Our Inuk grandfather was Aisa Tulugak (1899-1971), whose wife was Eemeelie Nujarlutuq. Our Scottish grandfather was William Mackenzie Peter (1901-1972), who, with our grandmother, Kaajuula Nujarlutuq, bore our mother. Our father, Tamusi Naqtai Tulugak (1931-1994), and our mother, Winifred (Winnie) Pauyungie (1927-1995) got married in 1947, and had seven children, in the following order: Joanasie Qinnuajuaq, Zebedee Nungak, Aliva Tuktu, Harry Aullaluk, Poasie Patsauraaluk, Talasia Aullaq, and Alacie Aqiaruq.

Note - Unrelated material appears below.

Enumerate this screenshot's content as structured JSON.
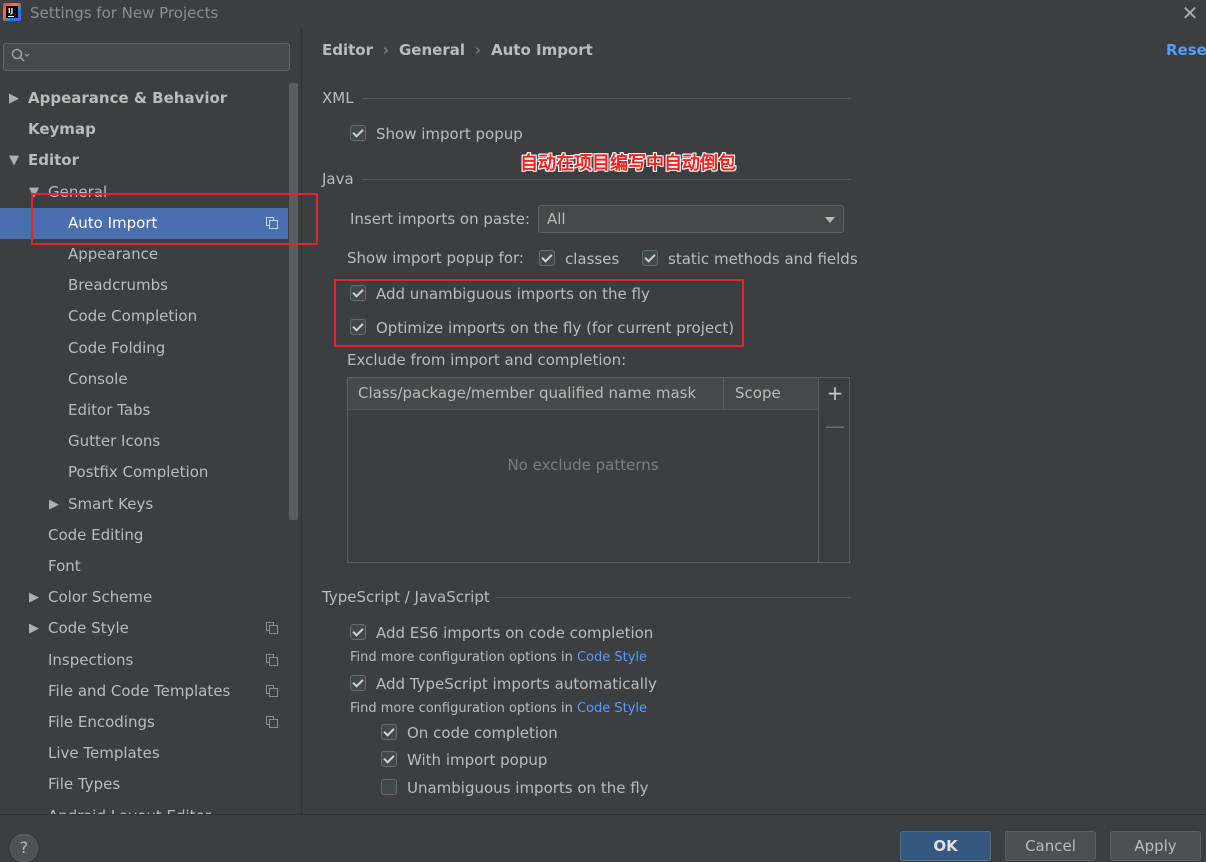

Previously, the whole Scottish side of our family picture was blank. We, the children of our mother, never knew our Qallunaaq grandfather for most of our years. We only knew he was Scottish. Any indifference toward him was made normal by having never known a thing about the man. Besides not knowing where to search, we never perceived ourselves as any different from other Inuit, and have not been particularly motivated to investigate our Scottish roots.

Many of our grandchildren’s names will be inspired from the stock of our Scottish relatives’ names. I am happy for this. Names given from our Scottish relatives will have familial meaning. The two branches of our family, separated by time, culture, and an ocean, will be fused closer together by the practice of name-saking, called “giving of sauniq” in Inuktitut. I might name a grandson Stewart Suglualualuk Nungak, after our two great-great-grandfathers.

And finally, consider the special poetry of this bond: My granddaughter Kaajuula, named after my maternal grandmother, was born on December 28, 2000: Ninety-nine years to the day of William Mackenzie Peter’s birth, on December 28, 1901! The Scots would call this “coincidence” – uncanny!